Blocking my way down the aisle were two types of people. The first couldn’t find what they wanted. The second couldn’t decide what they wanted. As I circled around an adjacent aisle to get to the peanut butter, I wondered, “Is it good or bad to have so many choices?”
On the one hand, it’s great. No matter what flavor, texture, shape or nutrients you prefer, there is something for you. Want to try something different? No problem. There is always something new. On a tight budget? There are lower priced items on the bottom shelf. Counting calories? Some loaves have thinner slices.
On the other hand, it can be paralyzing. You only wrote the word bread on your shopping list. Will the store brand taste the same as name brand? Will the kids eat it if they see the word wheat on the wrapper? High fiber is good for you, right? Cracked wheat sounds good, but isn’t all bread made from wheat? I didn’t know they made oatmeal bread!
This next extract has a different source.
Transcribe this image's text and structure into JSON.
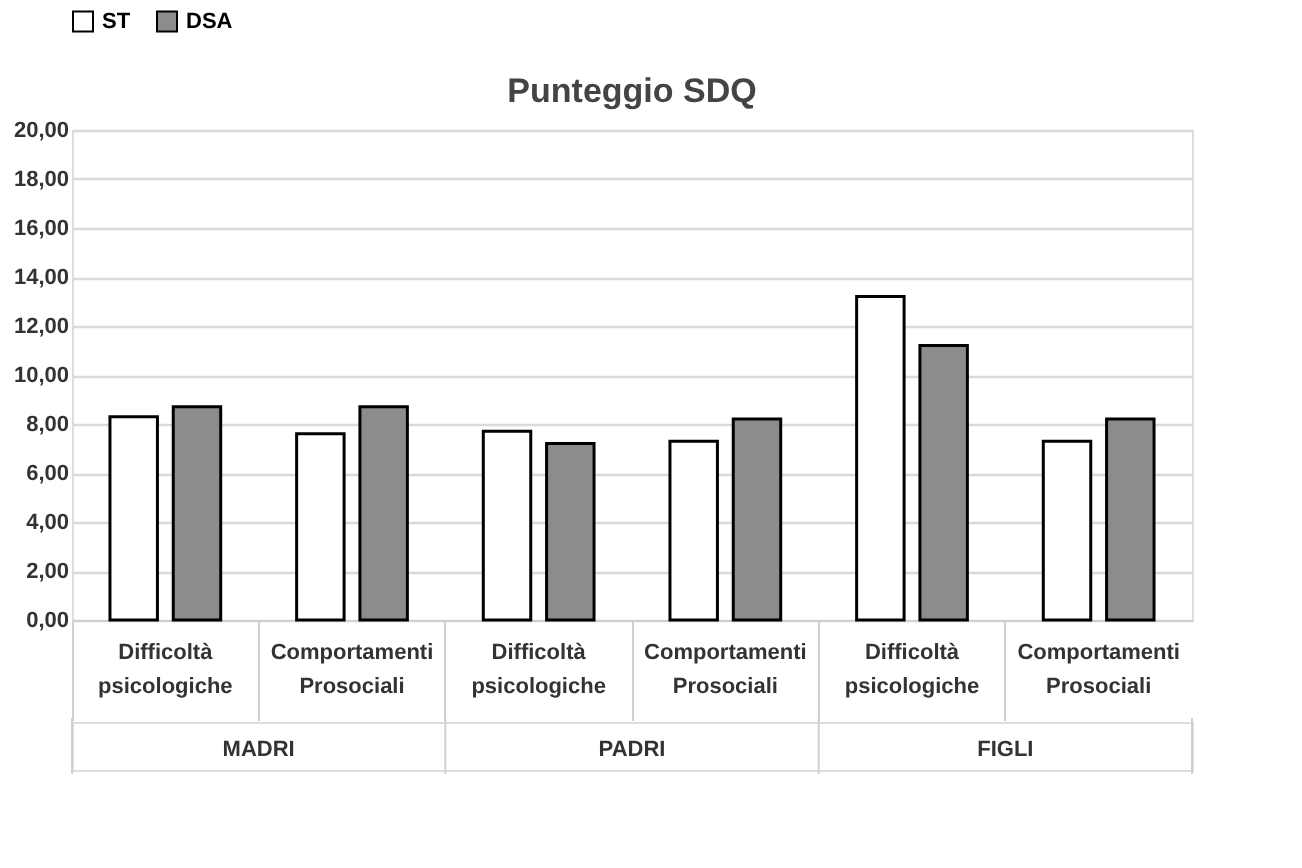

Oh, wow, I haven’t had pumpernickel in ages. Look, there’s a buy one get one free. Before you know it, you’ve spent ten minutes pondering your bread purchase.
I am not one of those people. I know what I want, I’ve got a list, and I get in and out of the store as quickly as I can. I squeeze my way past many just wandering through the store overwhelmed by the selection.
One thought on “Too many choices?”
That is precisely why I shop at Aldi. Fewer choices make my shopping much easier.